Chacun se regardait sans comprendre et l’émotion fut tout de suite à son comble. L’émoi n’était pas moindre sur le plateau et dans la salle.

Des coulisses on se précipitait vers l’endroit où, à l’instant même, Christine chantait. Le spectacle était interrompu au milieu du plus grand désordre.

Où donc ? où donc était passée Christine ? Quel sortilège l’avait ravie à des milliers de spectateurs enthousiastes et dans les bras mêmes de Carolus Fonta ? En vérité, on pouvait se demander si, exauçant sa prière enflammée, les anges ne l’avaient point réellement emportée « au sein des cieux » corps et âme ?…

Raoul, toujours debout à l’amphithéâtre, avait poussé un cri. Le comte Philippe s’était dressé dans sa loge. On regardait la scène, on regardait le comte, on regardait Raoul, et l’on se demandait si ce curieux événement n’avait point affaire avec l’écho paru le matin même dans un journal. Mais Raoul quitta hâtivement sa place, le comte disparut de sa loge, et, pendant que l’on baissait le rideau, les abonnés se précipitèrent vers l’entrée des coulisses. Le public attendait une annonce dans un brouhaha indescriptible. Tout le monde parlait à la fois. Chacun prétendait expliquer comment les choses s’étaient passées. Les uns disaient : « Elle est tombé dans une trappe » ; les autres : « Elle a été enlevée dans les frises ; la malheureuse est peut-être victime d’un nouveau truc inauguré par la nouvelle direction » ; d’autres encore : « C’est un guet-apens. La coïncidence de la disparition et de l’obscurité le prouve suffisamment. »

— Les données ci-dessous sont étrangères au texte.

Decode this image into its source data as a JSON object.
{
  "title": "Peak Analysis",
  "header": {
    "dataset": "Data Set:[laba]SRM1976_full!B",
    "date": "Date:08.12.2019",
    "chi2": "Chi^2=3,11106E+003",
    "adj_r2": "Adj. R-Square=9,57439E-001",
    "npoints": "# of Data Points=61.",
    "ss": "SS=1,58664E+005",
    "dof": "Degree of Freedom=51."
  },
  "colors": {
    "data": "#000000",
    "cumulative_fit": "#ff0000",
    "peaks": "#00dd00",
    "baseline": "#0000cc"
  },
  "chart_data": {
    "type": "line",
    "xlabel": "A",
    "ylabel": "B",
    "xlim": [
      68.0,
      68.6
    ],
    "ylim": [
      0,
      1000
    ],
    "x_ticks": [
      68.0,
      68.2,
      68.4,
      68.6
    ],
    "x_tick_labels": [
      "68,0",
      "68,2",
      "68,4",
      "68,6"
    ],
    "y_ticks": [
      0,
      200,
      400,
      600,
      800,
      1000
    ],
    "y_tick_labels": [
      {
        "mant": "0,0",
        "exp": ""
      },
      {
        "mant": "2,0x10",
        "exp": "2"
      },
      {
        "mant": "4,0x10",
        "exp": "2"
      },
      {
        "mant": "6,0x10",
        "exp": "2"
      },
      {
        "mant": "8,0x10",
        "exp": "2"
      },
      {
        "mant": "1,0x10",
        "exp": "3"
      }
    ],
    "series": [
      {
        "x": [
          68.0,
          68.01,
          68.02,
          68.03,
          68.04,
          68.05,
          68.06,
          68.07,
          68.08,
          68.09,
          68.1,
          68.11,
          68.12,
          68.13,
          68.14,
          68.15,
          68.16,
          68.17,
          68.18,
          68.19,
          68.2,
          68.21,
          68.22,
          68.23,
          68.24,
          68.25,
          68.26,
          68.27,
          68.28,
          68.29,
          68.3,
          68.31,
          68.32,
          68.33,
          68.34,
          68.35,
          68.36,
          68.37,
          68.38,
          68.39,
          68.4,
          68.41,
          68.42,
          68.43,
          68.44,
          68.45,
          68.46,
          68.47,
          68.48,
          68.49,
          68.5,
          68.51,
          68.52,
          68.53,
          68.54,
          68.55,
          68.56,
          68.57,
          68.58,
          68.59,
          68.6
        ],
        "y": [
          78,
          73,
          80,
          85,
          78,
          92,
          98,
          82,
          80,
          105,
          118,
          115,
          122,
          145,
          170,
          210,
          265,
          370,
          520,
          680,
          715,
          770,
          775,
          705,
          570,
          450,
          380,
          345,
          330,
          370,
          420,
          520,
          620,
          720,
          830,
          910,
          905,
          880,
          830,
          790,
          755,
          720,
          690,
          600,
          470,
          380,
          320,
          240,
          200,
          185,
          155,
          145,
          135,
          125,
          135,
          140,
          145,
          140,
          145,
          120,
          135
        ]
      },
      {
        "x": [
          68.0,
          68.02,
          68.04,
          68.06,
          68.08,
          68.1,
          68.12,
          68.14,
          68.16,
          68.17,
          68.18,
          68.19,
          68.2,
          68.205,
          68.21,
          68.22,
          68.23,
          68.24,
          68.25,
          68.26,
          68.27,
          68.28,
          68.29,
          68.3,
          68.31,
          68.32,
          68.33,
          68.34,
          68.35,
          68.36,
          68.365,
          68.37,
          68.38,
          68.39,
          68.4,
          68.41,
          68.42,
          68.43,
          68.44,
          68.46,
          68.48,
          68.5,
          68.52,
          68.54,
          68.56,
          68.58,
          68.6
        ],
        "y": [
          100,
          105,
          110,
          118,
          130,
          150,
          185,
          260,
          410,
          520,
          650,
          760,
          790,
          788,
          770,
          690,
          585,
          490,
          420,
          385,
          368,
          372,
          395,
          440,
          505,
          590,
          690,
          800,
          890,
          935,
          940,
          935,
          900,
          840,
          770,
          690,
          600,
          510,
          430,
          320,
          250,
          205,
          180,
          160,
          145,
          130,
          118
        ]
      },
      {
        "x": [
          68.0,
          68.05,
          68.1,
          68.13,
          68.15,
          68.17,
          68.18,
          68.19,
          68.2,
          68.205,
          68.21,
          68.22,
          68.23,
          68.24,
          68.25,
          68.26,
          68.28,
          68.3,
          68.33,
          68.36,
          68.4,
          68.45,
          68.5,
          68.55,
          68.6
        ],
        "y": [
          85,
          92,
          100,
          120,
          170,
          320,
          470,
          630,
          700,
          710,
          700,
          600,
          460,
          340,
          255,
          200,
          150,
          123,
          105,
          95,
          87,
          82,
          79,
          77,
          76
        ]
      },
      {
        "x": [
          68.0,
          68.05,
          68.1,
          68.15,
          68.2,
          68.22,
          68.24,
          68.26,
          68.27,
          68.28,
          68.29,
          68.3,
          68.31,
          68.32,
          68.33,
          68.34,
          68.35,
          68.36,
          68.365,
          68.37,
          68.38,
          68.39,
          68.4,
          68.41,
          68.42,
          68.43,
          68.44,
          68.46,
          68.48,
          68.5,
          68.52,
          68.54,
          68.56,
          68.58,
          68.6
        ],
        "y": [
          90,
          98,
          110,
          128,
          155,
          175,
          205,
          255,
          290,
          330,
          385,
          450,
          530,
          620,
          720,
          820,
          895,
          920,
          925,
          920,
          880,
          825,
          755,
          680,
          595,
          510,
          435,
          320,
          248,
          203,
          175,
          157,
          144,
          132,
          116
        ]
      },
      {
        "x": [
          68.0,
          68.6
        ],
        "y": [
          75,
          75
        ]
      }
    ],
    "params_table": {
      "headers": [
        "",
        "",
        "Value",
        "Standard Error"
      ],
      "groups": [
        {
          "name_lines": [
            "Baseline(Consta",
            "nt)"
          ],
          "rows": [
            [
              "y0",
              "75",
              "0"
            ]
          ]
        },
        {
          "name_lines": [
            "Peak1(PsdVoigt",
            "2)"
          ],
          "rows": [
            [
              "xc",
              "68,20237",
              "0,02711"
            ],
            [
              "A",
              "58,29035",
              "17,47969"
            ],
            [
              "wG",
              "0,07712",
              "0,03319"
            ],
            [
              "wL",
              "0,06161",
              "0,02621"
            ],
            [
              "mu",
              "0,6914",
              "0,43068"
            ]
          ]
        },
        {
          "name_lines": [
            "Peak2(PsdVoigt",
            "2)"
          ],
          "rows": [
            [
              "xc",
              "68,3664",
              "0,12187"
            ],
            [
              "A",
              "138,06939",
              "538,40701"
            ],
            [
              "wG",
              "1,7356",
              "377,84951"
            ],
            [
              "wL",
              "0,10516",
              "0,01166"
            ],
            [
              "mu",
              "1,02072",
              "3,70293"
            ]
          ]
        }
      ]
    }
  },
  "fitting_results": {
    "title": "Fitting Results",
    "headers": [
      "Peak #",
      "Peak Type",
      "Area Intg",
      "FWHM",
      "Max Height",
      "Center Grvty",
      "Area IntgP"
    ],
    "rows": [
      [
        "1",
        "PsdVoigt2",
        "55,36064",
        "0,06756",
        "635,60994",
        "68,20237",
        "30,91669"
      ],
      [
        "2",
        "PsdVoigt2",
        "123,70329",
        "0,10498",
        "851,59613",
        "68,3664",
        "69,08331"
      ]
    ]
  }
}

Enfin le rideau se leva lentement, et Carolus Fonta s’avançant jusqu’au pupitre du chef d’orchestre, annonça d’une voix grave et triste : « Mesdames et messieurs, un événement inouï et qui nous laisse dans une profonde inquiétude vient de se produire. Notre camarade, Christine Daaé, a disparu sous nos yeux sans que l’on puisse savoir comment ! »


II

singulière attitude d’une épingle de nourrice


Sur le plateau, c’est une cohue sans nom. Artistes, machinistes, danseuses, marcheuses, figurants, choristes, abonnés, tout le monde interroge, crie, se bouscule. — « Qu’est-elle devenue ? » — « Elle s’est fait enlever ! » — « C’est le vicomte de Chagny qui l’a emportée ! » — « Non, c’est le comte ! » — « Ah ! voilà Carlotta ! c’est Carlotta qui a fait le coup ! » — « Non ! c’est le fantôme ! »

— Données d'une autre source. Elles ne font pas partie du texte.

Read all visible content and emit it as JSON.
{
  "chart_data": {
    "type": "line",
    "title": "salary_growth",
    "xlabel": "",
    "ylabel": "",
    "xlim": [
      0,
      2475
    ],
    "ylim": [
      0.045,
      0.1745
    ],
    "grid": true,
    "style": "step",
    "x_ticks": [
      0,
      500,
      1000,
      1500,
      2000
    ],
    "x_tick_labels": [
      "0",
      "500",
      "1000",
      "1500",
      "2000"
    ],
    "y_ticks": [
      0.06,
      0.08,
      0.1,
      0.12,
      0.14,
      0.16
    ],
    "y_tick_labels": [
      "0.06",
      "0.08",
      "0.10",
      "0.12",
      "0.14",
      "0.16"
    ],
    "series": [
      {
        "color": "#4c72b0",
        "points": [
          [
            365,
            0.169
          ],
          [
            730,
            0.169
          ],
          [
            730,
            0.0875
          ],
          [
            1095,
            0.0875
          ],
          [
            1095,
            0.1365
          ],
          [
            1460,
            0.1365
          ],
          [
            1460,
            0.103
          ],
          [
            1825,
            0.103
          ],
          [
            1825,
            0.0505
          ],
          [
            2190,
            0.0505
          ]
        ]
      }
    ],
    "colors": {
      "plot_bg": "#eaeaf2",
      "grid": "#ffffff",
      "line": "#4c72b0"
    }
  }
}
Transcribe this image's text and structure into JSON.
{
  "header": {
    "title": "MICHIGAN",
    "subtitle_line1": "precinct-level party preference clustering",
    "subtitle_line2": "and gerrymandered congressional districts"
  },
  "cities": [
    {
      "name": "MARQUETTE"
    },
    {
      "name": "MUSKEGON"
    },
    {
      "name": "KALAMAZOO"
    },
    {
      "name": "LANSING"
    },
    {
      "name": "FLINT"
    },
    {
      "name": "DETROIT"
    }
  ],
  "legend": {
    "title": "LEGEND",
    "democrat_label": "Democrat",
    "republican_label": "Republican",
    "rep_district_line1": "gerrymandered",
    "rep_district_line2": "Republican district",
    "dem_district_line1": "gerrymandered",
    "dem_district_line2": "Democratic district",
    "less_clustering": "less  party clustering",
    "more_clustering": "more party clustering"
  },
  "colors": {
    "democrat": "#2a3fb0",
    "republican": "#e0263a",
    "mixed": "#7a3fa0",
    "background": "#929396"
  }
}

Et quelques-uns rient, surtout depuis que l’examen attentif des trappes et planchers a fait repousser l’idée d’un accident.

Dans cette foule bruyante, on remarque un groupe de trois personnages qui s’entretiennent à voix basse avec des gestes désespérés. C’est Gabriel, le maître de chant ; Mercier, l’administrateur, et le secrétaire Rémy. Ils se sont retirés dans l’angle d’un tambour qui fait communiquer la scène avec le large couloir du foyer de la danse. Là, derrière d’énormes accessoires, ils parlementent :

« J’ai frappé ! Ils n’ont pas répondu ! Ils ne sont peut-être plus dans le bureau. En tout cas, il est impossible de le savoir ; car ils ont emporté les clefs. »

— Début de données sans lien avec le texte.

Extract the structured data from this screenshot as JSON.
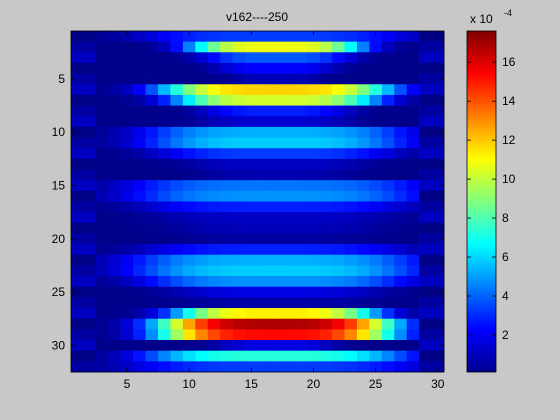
{
  "chart_data": {
    "type": "heatmap",
    "title": "v162----250",
    "xlabel": "",
    "ylabel": "",
    "columns": 30,
    "rows": 32,
    "x_ticks": [
      5,
      10,
      15,
      20,
      25,
      30
    ],
    "y_ticks": [
      5,
      10,
      15,
      20,
      25,
      30
    ],
    "y_direction": "reverse",
    "colormap": "jet",
    "color_limits": [
      1e-05,
      0.00176
    ],
    "colorbar": {
      "exponent_label": "x 10",
      "exponent": "-4",
      "ticks": [
        2,
        4,
        6,
        8,
        10,
        12,
        14,
        16
      ]
    },
    "row_profiles": {
      "description_units": "x 1e-4; each row: [peak value, half-width in columns]",
      "rows": [
        [
          3.0,
          9
        ],
        [
          10.5,
          6
        ],
        [
          3.5,
          5
        ],
        [
          2.0,
          4
        ],
        [
          0.8,
          3
        ],
        [
          11.5,
          8
        ],
        [
          10.0,
          7
        ],
        [
          2.5,
          5
        ],
        [
          1.2,
          5
        ],
        [
          5.0,
          9
        ],
        [
          5.5,
          9
        ],
        [
          3.0,
          8
        ],
        [
          1.0,
          6
        ],
        [
          0.6,
          5
        ],
        [
          4.0,
          10
        ],
        [
          4.5,
          10
        ],
        [
          2.5,
          9
        ],
        [
          1.0,
          8
        ],
        [
          0.8,
          7
        ],
        [
          0.4,
          6
        ],
        [
          2.5,
          9
        ],
        [
          5.0,
          10
        ],
        [
          5.5,
          10
        ],
        [
          4.5,
          9
        ],
        [
          1.5,
          7
        ],
        [
          0.5,
          6
        ],
        [
          11.0,
          7
        ],
        [
          16.5,
          8
        ],
        [
          15.0,
          8
        ],
        [
          1.5,
          4
        ],
        [
          7.0,
          9
        ],
        [
          3.0,
          10
        ]
      ],
      "center_column": 17
    }
  }
}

Ainsi s’exprime le secrétaire Rémy et il n’est point douteux qu’il ne désigne par ces paroles MM. les directeurs. Ceux-ci ont donné l’ordre au dernier entracte de ne venir les déranger sous aucun prétexte. « Ils n’y sont pour personne. »

« Tout de même, s’exclame Gabriel… on n’enlève pas une chanteuse, en pleine scène, tous les jours !…

— Leur avez-vous crié cela ? interroge Mercier.